Superficial Vein Thrombosis Management

• Overview
  • Superficial vein thrombosis (SVT) involves a thrombus forming in a superficial vein, causing vessel wall inflammation.
  • Often self-limiting but can lead to complications like VTE (DVT or PE) or thrombus extension, especially if risk factors (e.g., cancer, pregnancy) are present.
  • Common associations: intravenous cannulation, pregnancy, active cancer, varicose veins, venous stasis, or trauma.
• Diagnosis:
  • Compression ultrasound is suggested, especially for those with VTE risk factors.
  • Ultrasound determines thrombus length, proximity to deep veins, and excludes concurrent DVT.
  • Approximately 25% of SVT cases have concomitant DVT.
• Management:
• Depends on the risk of extension to DVT or PE
  • Proximity to deep veins (less than 3 cm away).

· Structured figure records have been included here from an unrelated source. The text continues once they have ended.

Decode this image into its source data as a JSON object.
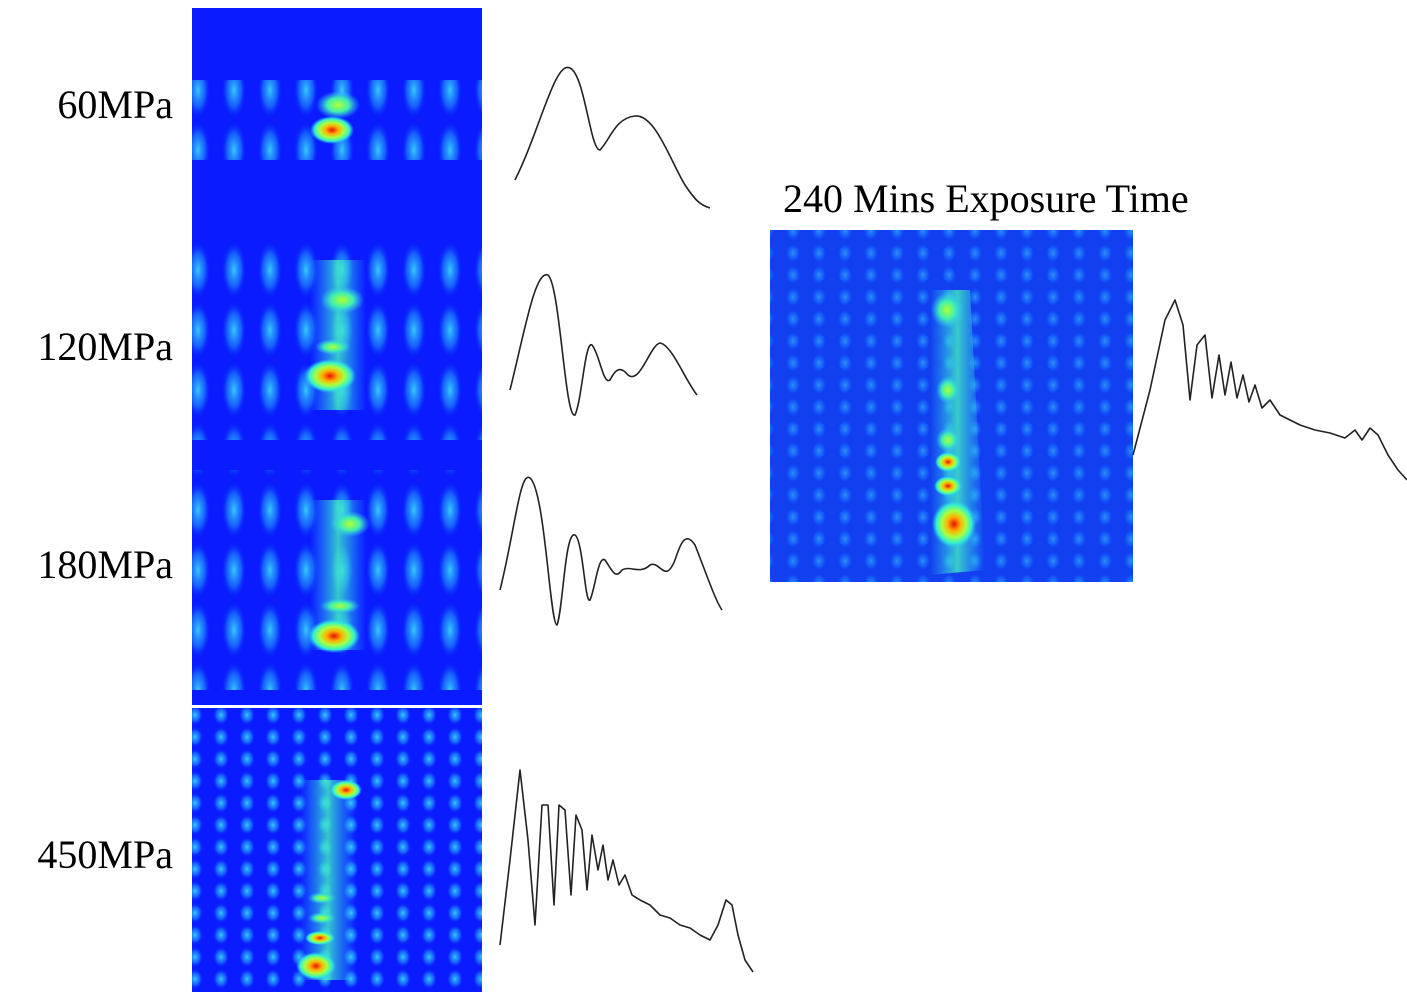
{
  "labels": [
    "60MPa",
    "120MPa",
    "180MPa",
    "450MPa"
  ],
  "right_panel": {
    "title": "240 Mins Exposure Time"
  }
}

  • Length of the thrombus (greater than 5 cm).
  • Presence of active cancer, recent surgery, or immobility.
  • History of previous VTE or known thrombophilia.

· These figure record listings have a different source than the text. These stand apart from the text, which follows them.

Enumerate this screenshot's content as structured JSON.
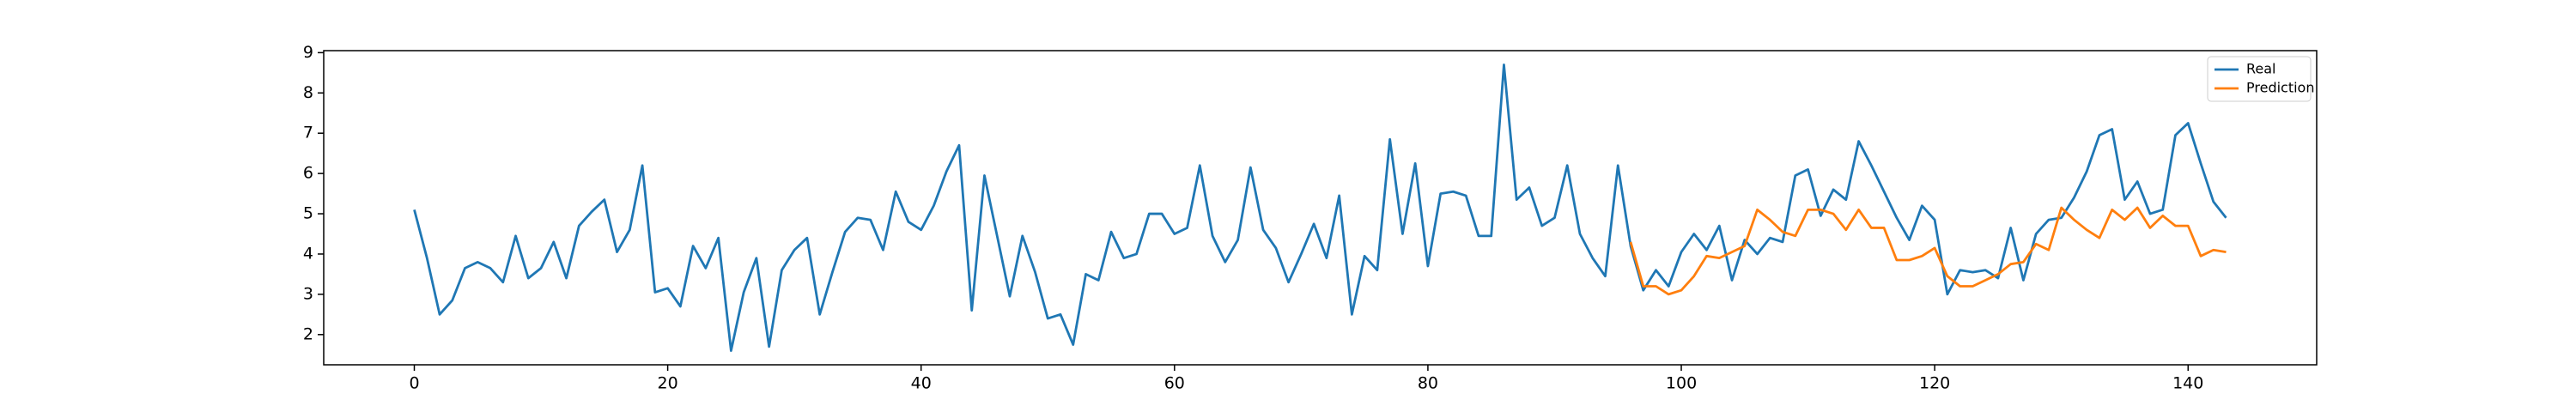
{
  "chart_data": {
    "type": "line",
    "x": [
      0,
      1,
      2,
      3,
      4,
      5,
      6,
      7,
      8,
      9,
      10,
      11,
      12,
      13,
      14,
      15,
      16,
      17,
      18,
      19,
      20,
      21,
      22,
      23,
      24,
      25,
      26,
      27,
      28,
      29,
      30,
      31,
      32,
      33,
      34,
      35,
      36,
      37,
      38,
      39,
      40,
      41,
      42,
      43,
      44,
      45,
      46,
      47,
      48,
      49,
      50,
      51,
      52,
      53,
      54,
      55,
      56,
      57,
      58,
      59,
      60,
      61,
      62,
      63,
      64,
      65,
      66,
      67,
      68,
      69,
      70,
      71,
      72,
      73,
      74,
      75,
      76,
      77,
      78,
      79,
      80,
      81,
      82,
      83,
      84,
      85,
      86,
      87,
      88,
      89,
      90,
      91,
      92,
      93,
      94,
      95,
      96,
      97,
      98,
      99,
      100,
      101,
      102,
      103,
      104,
      105,
      106,
      107,
      108,
      109,
      110,
      111,
      112,
      113,
      114,
      115,
      116,
      117,
      118,
      119,
      120,
      121,
      122,
      123,
      124,
      125,
      126,
      127,
      128,
      129,
      130,
      131,
      132,
      133,
      134,
      135,
      136,
      137,
      138,
      139,
      140,
      141,
      142,
      143
    ],
    "series": [
      {
        "name": "Real",
        "color": "#1f77b4",
        "values": [
          5.1,
          3.9,
          2.5,
          2.85,
          3.65,
          3.8,
          3.65,
          3.3,
          4.45,
          3.4,
          3.65,
          4.3,
          3.4,
          4.7,
          5.05,
          5.35,
          4.05,
          4.6,
          6.2,
          3.05,
          3.15,
          2.7,
          4.2,
          3.65,
          4.4,
          1.6,
          3.05,
          3.9,
          1.7,
          3.6,
          4.1,
          4.4,
          2.5,
          3.55,
          4.55,
          4.9,
          4.85,
          4.1,
          5.55,
          4.8,
          4.6,
          5.2,
          6.05,
          6.7,
          2.6,
          5.95,
          4.45,
          2.95,
          4.45,
          3.55,
          2.4,
          2.5,
          1.75,
          3.5,
          3.35,
          4.55,
          3.9,
          4.0,
          5.0,
          5.0,
          4.5,
          4.65,
          6.2,
          4.45,
          3.8,
          4.35,
          6.15,
          4.6,
          4.15,
          3.3,
          4.0,
          4.75,
          3.9,
          5.45,
          2.5,
          3.95,
          3.6,
          6.85,
          4.5,
          6.25,
          3.7,
          5.5,
          5.55,
          5.45,
          4.45,
          4.45,
          8.7,
          5.35,
          5.65,
          4.7,
          4.9,
          6.2,
          4.5,
          3.9,
          3.45,
          6.2,
          4.2,
          3.1,
          3.6,
          3.2,
          4.05,
          4.5,
          4.1,
          4.7,
          3.35,
          4.35,
          4.0,
          4.4,
          4.3,
          5.95,
          6.1,
          4.95,
          5.6,
          5.35,
          6.8,
          6.2,
          5.55,
          4.9,
          4.35,
          5.2,
          4.85,
          3.0,
          3.6,
          3.55,
          3.6,
          3.4,
          4.65,
          3.35,
          4.5,
          4.85,
          4.9,
          5.4,
          6.05,
          6.95,
          7.1,
          5.35,
          5.8,
          5.0,
          5.1,
          6.95,
          7.25,
          6.25,
          5.3,
          4.9
        ]
      },
      {
        "name": "Prediction",
        "color": "#ff7f0e",
        "values": [
          null,
          null,
          null,
          null,
          null,
          null,
          null,
          null,
          null,
          null,
          null,
          null,
          null,
          null,
          null,
          null,
          null,
          null,
          null,
          null,
          null,
          null,
          null,
          null,
          null,
          null,
          null,
          null,
          null,
          null,
          null,
          null,
          null,
          null,
          null,
          null,
          null,
          null,
          null,
          null,
          null,
          null,
          null,
          null,
          null,
          null,
          null,
          null,
          null,
          null,
          null,
          null,
          null,
          null,
          null,
          null,
          null,
          null,
          null,
          null,
          null,
          null,
          null,
          null,
          null,
          null,
          null,
          null,
          null,
          null,
          null,
          null,
          null,
          null,
          null,
          null,
          null,
          null,
          null,
          null,
          null,
          null,
          null,
          null,
          null,
          null,
          null,
          null,
          null,
          null,
          null,
          null,
          null,
          null,
          null,
          null,
          4.3,
          3.2,
          3.2,
          3.0,
          3.1,
          3.45,
          3.95,
          3.9,
          4.05,
          4.2,
          5.1,
          4.85,
          4.55,
          4.45,
          5.1,
          5.1,
          5.0,
          4.6,
          5.1,
          4.65,
          4.65,
          3.85,
          3.85,
          3.95,
          4.15,
          3.45,
          3.2,
          3.2,
          3.35,
          3.5,
          3.75,
          3.8,
          4.25,
          4.1,
          5.15,
          4.85,
          4.6,
          4.4,
          5.1,
          4.85,
          5.15,
          4.65,
          4.95,
          4.7,
          4.7,
          3.95,
          4.1,
          4.05
        ]
      }
    ],
    "xlim": [
      -7.15,
      150.15
    ],
    "ylim": [
      1.25,
      9.05
    ],
    "xticks": [
      0,
      20,
      40,
      60,
      80,
      100,
      120,
      140
    ],
    "yticks": [
      2,
      3,
      4,
      5,
      6,
      7,
      8,
      9
    ],
    "legend": "upper right"
  }
}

• other managements include:
  • heat
  • elevation
  • NSAIDs
  • compression stockings
  • IV catheter? if so removed
  • Antibiotic therapy if SSx of infection (high fever/purulent drainage)

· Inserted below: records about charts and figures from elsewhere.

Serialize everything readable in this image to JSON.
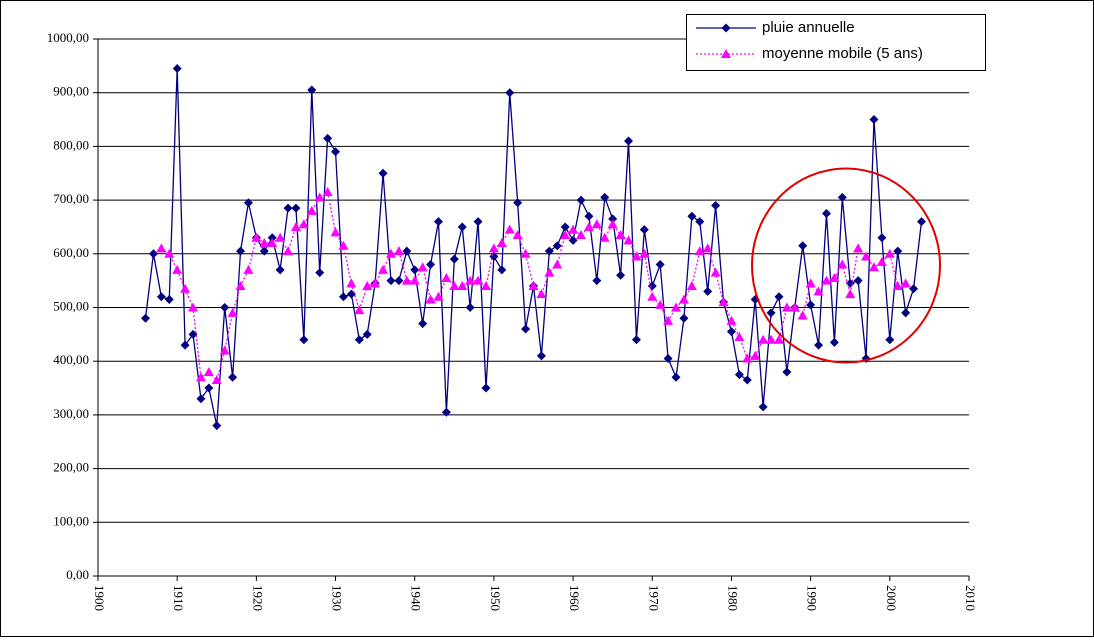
{
  "chart_data": {
    "type": "line",
    "x": [
      1906,
      1907,
      1908,
      1909,
      1910,
      1911,
      1912,
      1913,
      1914,
      1915,
      1916,
      1917,
      1918,
      1919,
      1920,
      1921,
      1922,
      1923,
      1924,
      1925,
      1926,
      1927,
      1928,
      1929,
      1930,
      1931,
      1932,
      1933,
      1934,
      1935,
      1936,
      1937,
      1938,
      1939,
      1940,
      1941,
      1942,
      1943,
      1944,
      1945,
      1946,
      1947,
      1948,
      1949,
      1950,
      1951,
      1952,
      1953,
      1954,
      1955,
      1956,
      1957,
      1958,
      1959,
      1960,
      1961,
      1962,
      1963,
      1964,
      1965,
      1966,
      1967,
      1968,
      1969,
      1970,
      1971,
      1972,
      1973,
      1974,
      1975,
      1976,
      1977,
      1978,
      1979,
      1980,
      1981,
      1982,
      1983,
      1984,
      1985,
      1986,
      1987,
      1988,
      1989,
      1990,
      1991,
      1992,
      1993,
      1994,
      1995,
      1996,
      1997,
      1998,
      1999,
      2000,
      2001,
      2002,
      2003,
      2004
    ],
    "series": [
      {
        "name": "pluie annuelle",
        "color": "#000080",
        "marker": "diamond",
        "dash": "solid",
        "values": [
          480,
          600,
          520,
          515,
          945,
          430,
          450,
          330,
          350,
          280,
          500,
          370,
          605,
          695,
          630,
          605,
          630,
          570,
          685,
          685,
          440,
          905,
          565,
          815,
          790,
          520,
          525,
          440,
          450,
          545,
          750,
          550,
          550,
          605,
          570,
          470,
          580,
          660,
          305,
          590,
          650,
          500,
          660,
          350,
          595,
          570,
          900,
          695,
          460,
          540,
          410,
          605,
          615,
          650,
          625,
          700,
          670,
          550,
          705,
          665,
          560,
          810,
          440,
          645,
          540,
          580,
          405,
          370,
          480,
          670,
          660,
          530,
          690,
          510,
          455,
          375,
          365,
          515,
          315,
          490,
          520,
          380,
          500,
          615,
          505,
          430,
          675,
          435,
          705,
          545,
          550,
          405,
          850,
          630,
          440,
          605,
          490,
          535,
          660
        ]
      },
      {
        "name": "moyenne mobile (5 ans)",
        "color": "#ff00ff",
        "marker": "triangle",
        "dash": "dotted",
        "values": [
          null,
          null,
          610,
          600,
          570,
          535,
          500,
          370,
          380,
          365,
          420,
          490,
          540,
          570,
          630,
          620,
          620,
          630,
          605,
          650,
          655,
          680,
          705,
          715,
          640,
          615,
          545,
          495,
          540,
          545,
          570,
          600,
          605,
          550,
          550,
          575,
          515,
          520,
          555,
          540,
          540,
          550,
          550,
          540,
          610,
          620,
          645,
          635,
          600,
          540,
          525,
          565,
          580,
          635,
          645,
          635,
          650,
          655,
          630,
          655,
          635,
          625,
          595,
          600,
          520,
          505,
          475,
          500,
          515,
          540,
          605,
          610,
          565,
          510,
          475,
          445,
          405,
          410,
          440,
          440,
          440,
          500,
          500,
          485,
          545,
          530,
          550,
          555,
          580,
          525,
          610,
          595,
          575,
          585,
          600,
          540,
          545,
          null,
          null
        ]
      }
    ],
    "xlim": [
      1900,
      2010
    ],
    "xticks": [
      1900,
      1910,
      1920,
      1930,
      1940,
      1950,
      1960,
      1970,
      1980,
      1990,
      2000,
      2010
    ],
    "ylim": [
      0,
      1000
    ],
    "yticks": [
      {
        "value": 0,
        "label": "0,00"
      },
      {
        "value": 100,
        "label": "100,00"
      },
      {
        "value": 200,
        "label": "200,00"
      },
      {
        "value": 300,
        "label": "300,00"
      },
      {
        "value": 400,
        "label": "400,00"
      },
      {
        "value": 500,
        "label": "500,00"
      },
      {
        "value": 600,
        "label": "600,00"
      },
      {
        "value": 700,
        "label": "700,00"
      },
      {
        "value": 800,
        "label": "800,00"
      },
      {
        "value": 900,
        "label": "900,00"
      },
      {
        "value": 1000,
        "label": "1000,00"
      }
    ],
    "grid": true,
    "legend": "top-right"
  }
}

• Both low molecular weight heparin (LMWH) and NSAIDs reduce the incidence of extension or recurrence of superficial thrombophlebitis by about 70% compared with placebo
  • (Decousus, H., Quéré, I., Presles, E., Becker, F., Barrellier, M. T., Couturaud, F., … & Leizorovicz, A. (2010). Superficial thrombophlebitis and venous thromboembolism: a large, prospective epidemiologic study. Annals of Internal Medicine, 152(4), 218-224. doi:10.7326/0003-4819-152-4-201002160-00006)
• NOACs are not the first-line recommendation for isolated superficial thrombophlebitis, they are considered a reasonable alternative, especially when the risk of thrombus extension into deep veins exists.
• Rivaroxaban and apixaban have been used off-label for this purpose, especially in cases where LMWH or fondaparinux is not suitable

as per eTG 2024 :

Risk Level	Criteria	Treatment
Low-Risk Superficial Vein Thrombosis	– Related to intravenous cannulation. – More than 3 cm from the deep venous system. – Thrombus is shorter than 5 cm. – No other VTE risk factors.	– No anticoagulants needed. – Symptomatic care: Topical/oral NSAIDs for 7-14 days. – Optimize VTE prophylaxis in predisposing situations (e.g., hospitalization).
Intermediate-Risk Superficial Vein Thrombosis	– More than 3 cm from the deep venous system. – Thrombus length greater than 5 cm.	– Anticoagulant therapy is optional. – Suitable Regimens: • Dalteparin: 5,000-10,000 units SC daily for 45 days (CrCl ≥30 mL/min). • Enoxaparin: – CrCl ≥30 mL/min: 40-80 mg SC daily for 45 days. – CrCl <30 mL/min: 20 mg SC daily for 45 days. • Fondaparinux: 2.5 mg SC daily for 45 days (CrCl >50 mL/min). • Rivaroxaban: 10 mg orally daily for 45 days (CrCl ≥30 mL/min). – Consult specialists for dosing adjustments if CrCl is below recommended thresholds.
High-Risk Superficial Vein Thrombosis	– Thrombus extends to within 3 cm of the deep venous system. – Propagation of thrombus despite intermediate-risk anticoagulation therapy.	– Use anticoagulants for 3 months. – Suitable Options: • Direct-acting oral anticoagulants (DOACs). • Warfarin. • Parenteral anticoagulants.